Public Health Committee


SUMMARY: This act revises the law on consent for HIV-related testing. Specifically, it:

1. eliminates the requirement for separate, written or oral consent for HIV testing and instead allows general consent for the performance of medical procedures or tests to suffice;

2. reaffirms that HIV testing is voluntary and that the patient can choose not to be tested;

3. eliminates a prior requirement for extensive pre-test counseling for all HIV tests;

4. adds a requirement that an HIV test subject, when he or she receives a test result, be informed about medical services and local or community-based HIV/AIDS support services agencies; and

5. provides that a medical practitioner cannot be held liable for ordering an HIV test under general consent provisions.

EFFECTIVE DATE: July 1, 2009


The act specifies that a person who gives general consent for medical procedures and tests is not required to also sign or be presented with a specific informed consent form relating to procedures or tests to determine HIV infection or antibodies to HIV. “General consent,” under the act, includes instruction to the patient that (1) as part of the medical procedures or tests, the patient may be tested for HIV and (2) such testing is voluntary and the patient can choose not to be tested for HIV or antibodies to HIV.

Under the act, general consent that includes HIV-related testing must be given without undue inducement or any form of compulsion, fraud, deceit, duress, or other constraint or coercion. (Under prior law, this requirement applied to specific consent for HIV testing. ) The medical record must document a patient's refusal of an HIV-related test.


Under prior law, informed consent to an HIV-related test had to include a statement to the individual that included (1) an explanation of the test, including the meaning of results and the benefits of early diagnosis and medical intervention; (2) acknowledgement that consent was not a precondition to receiving care but refusal to consent may affect the provider's ability to diagnose and treat; (3) an explanation of the procedures to be followed, including that the test was voluntary, and a statement advising of the availability of anonymous testing; and (4) an explanation of the protections given confidential HIV-related information.

Also under prior law, before obtaining informed consent, the person ordering the test had to explain AIDS and HIV-related illness and provide information about behaviors posing a risk for transmitting HIV infection.

The act eliminates these existing provisions of law governing HIV-specific informed consent.


Prior law required the person ordering an HIV-related test to provide the test subject or his or her authorized representative with counseling information when giving the test results.
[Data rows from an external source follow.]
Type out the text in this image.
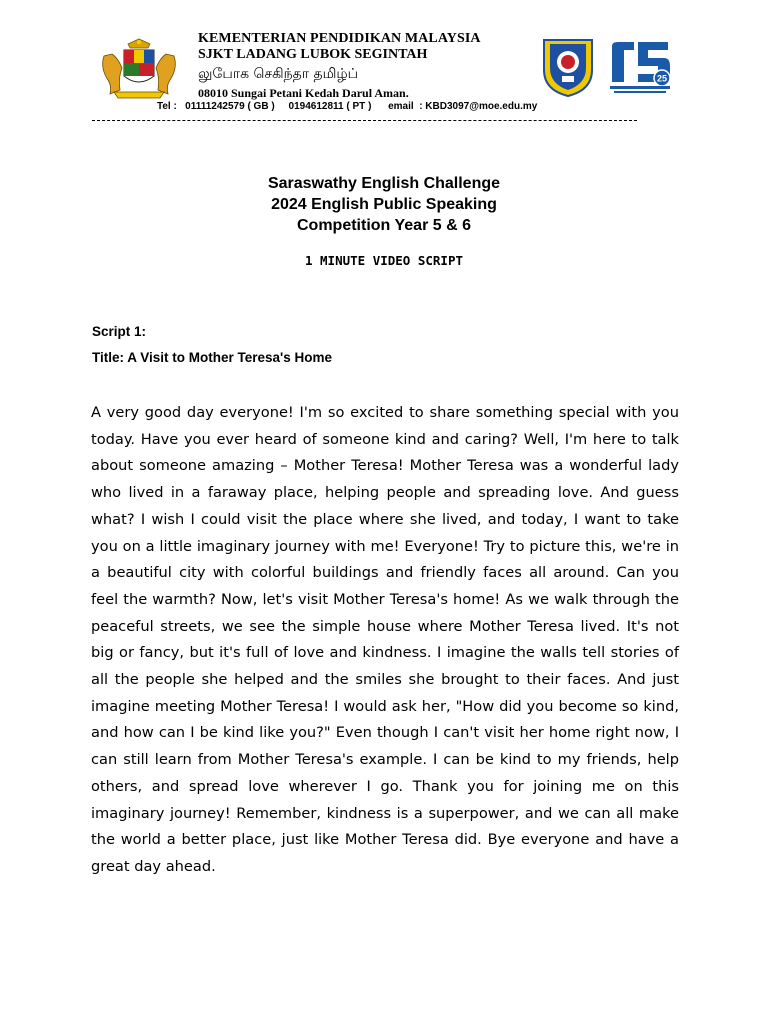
KEMENTERIAN PENDIDIKAN MALAYSIA
SJKT LADANG LUBOK SEGINTAH
லுபோக செகிந்தா தமிழ்ப்
08010 Sungai Petani Kedah Darul Aman.
Tel :   01111242579 ( GB )     0194612811 ( PT )      email  : KBD3097@moe.edu.my
25
Saraswathy English Challenge
2024 English Public Speaking
Competition Year 5 & 6
1 MINUTE VIDEO SCRIPT
Script 1:
Title: A Visit to Mother Teresa's Home
A very good day everyone! I'm so excited to share something special with you today. Have you ever heard of someone kind and caring? Well, I'm here to talk about someone amazing – Mother Teresa! Mother Teresa was a wonderful lady who lived in a faraway place, helping people and spreading love. And guess what? I wish I could visit the place where she lived, and today, I want to take you on a little imaginary journey with me! Everyone! Try to picture this, we're in a beautiful city with colorful buildings and friendly faces all around. Can you feel the warmth? Now, let's visit Mother Teresa's home! As we walk through the peaceful streets, we see the simple house where Mother Teresa lived. It's not big or fancy, but it's full of love and kindness. I imagine the walls tell stories of all the people she helped and the smiles she brought to their faces. And just imagine meeting Mother Teresa! I would ask her, "How did you become so kind, and how can I be kind like you?" Even though I can't visit her home right now, I can still learn from Mother Teresa's example. I can be kind to my friends, help others, and spread love wherever I go. Thank you for joining me on this imaginary journey! Remember, kindness is a superpower, and we can all make the world a better place, just like Mother Teresa did. Bye everyone and have a great day ahead.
The act instead specifies that such counseling initiatives are required as needed and also adds counseling about available medical services and local or community-based HIV/AIDS support services agencies.
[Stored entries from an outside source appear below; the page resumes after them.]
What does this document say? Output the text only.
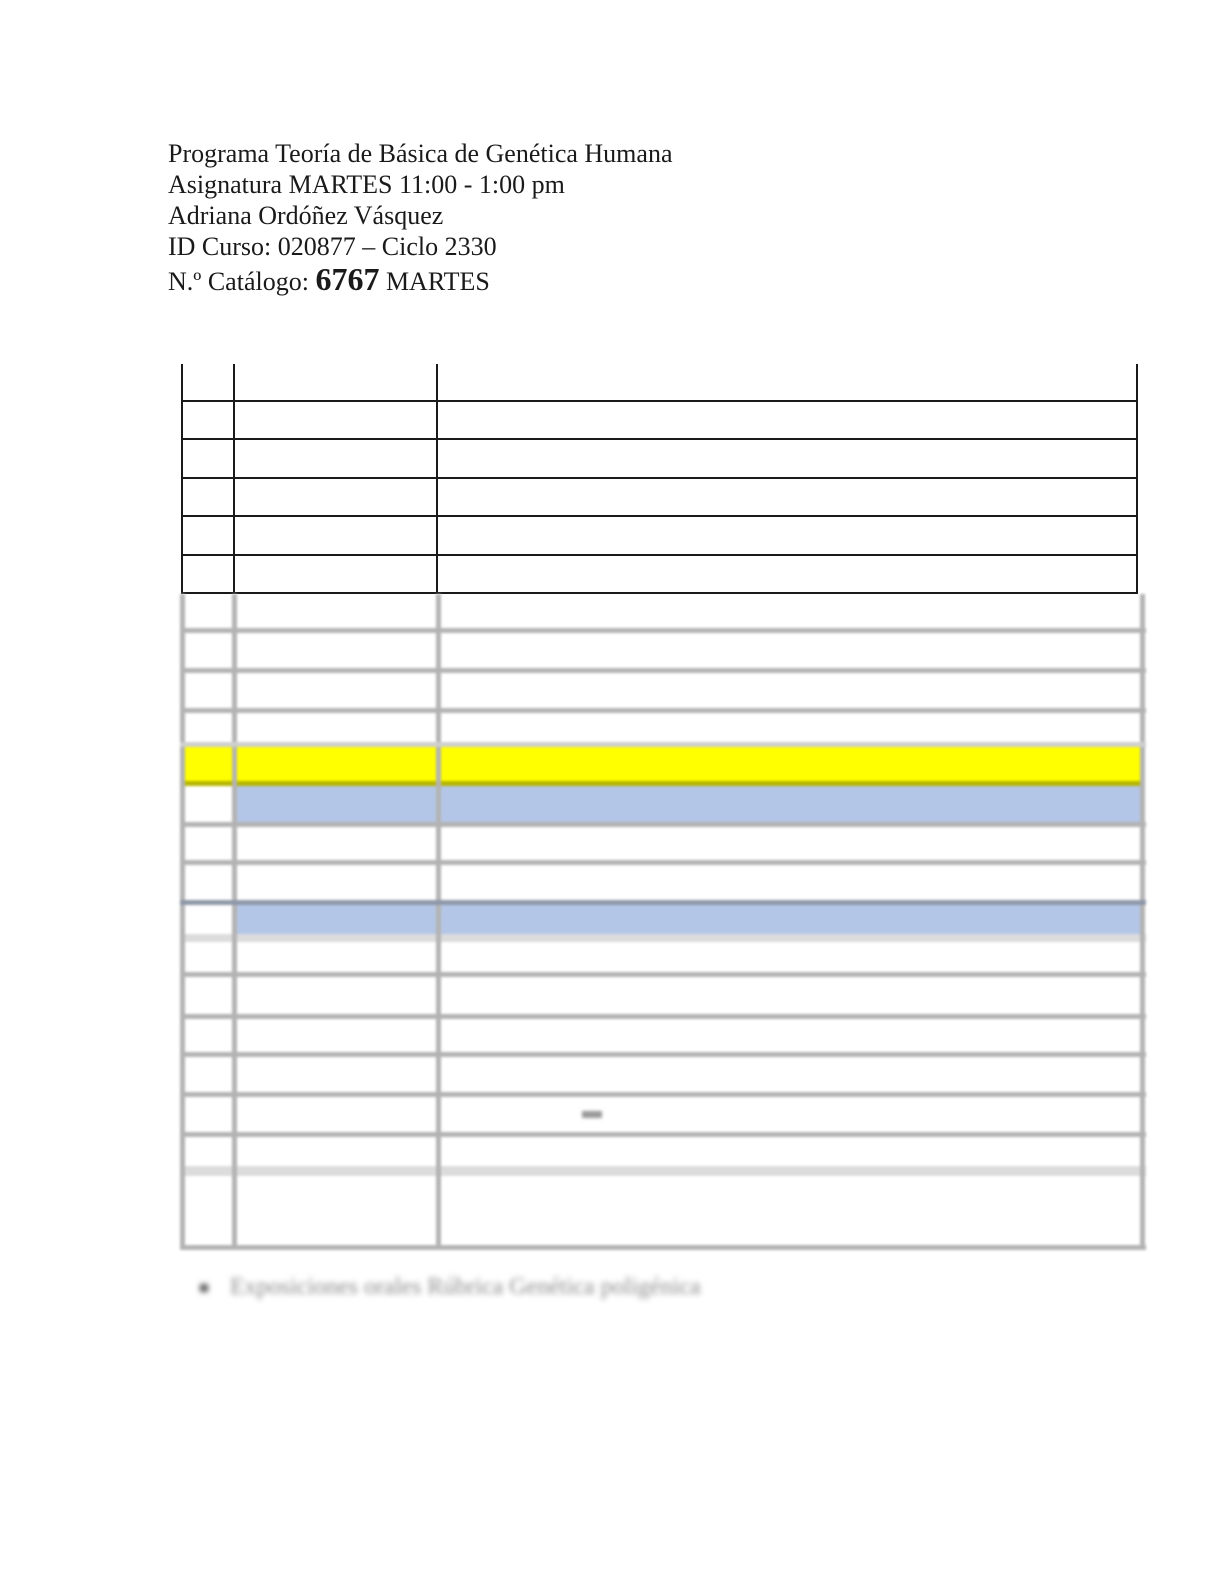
Programa Teoría de Básica de Genética Humana
Asignatura MARTES 11:00 - 1:00 pm
Adriana Ordóñez Vásquez
ID Curso: 020877 – Ciclo 2330
N.º Catálogo: 6767 MARTES
Exposiciones orales Rúbrica Genética poligénica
By law, if provided, such counseling or referrals must also address: (1) coping with the emotional consequences of learning the test result; (2) discrimination the test result disclosure could cause; (3) behavior changes to prevent transmitting or contracting HIV infection; (4) information about available treatments; (5) working towards involving a minor's parents or guardian in decisions about medical treatment; and (6) the need of the test subject to notify his or her partners and, as appropriate, provide assistance or referrals for assistance in notifying partners.


CDC HIV Testing Guidelines and Recommendations

In 2006, the federal Centers for Disease Control and Prevention (CDC) revised its HIV testing guidelines by recommending that separate written consent for HIV testing not be required for patients in all health care settings. Instead, general consent for medical care should be considered sufficient to encompass consent for HIV testing, according to the CDC.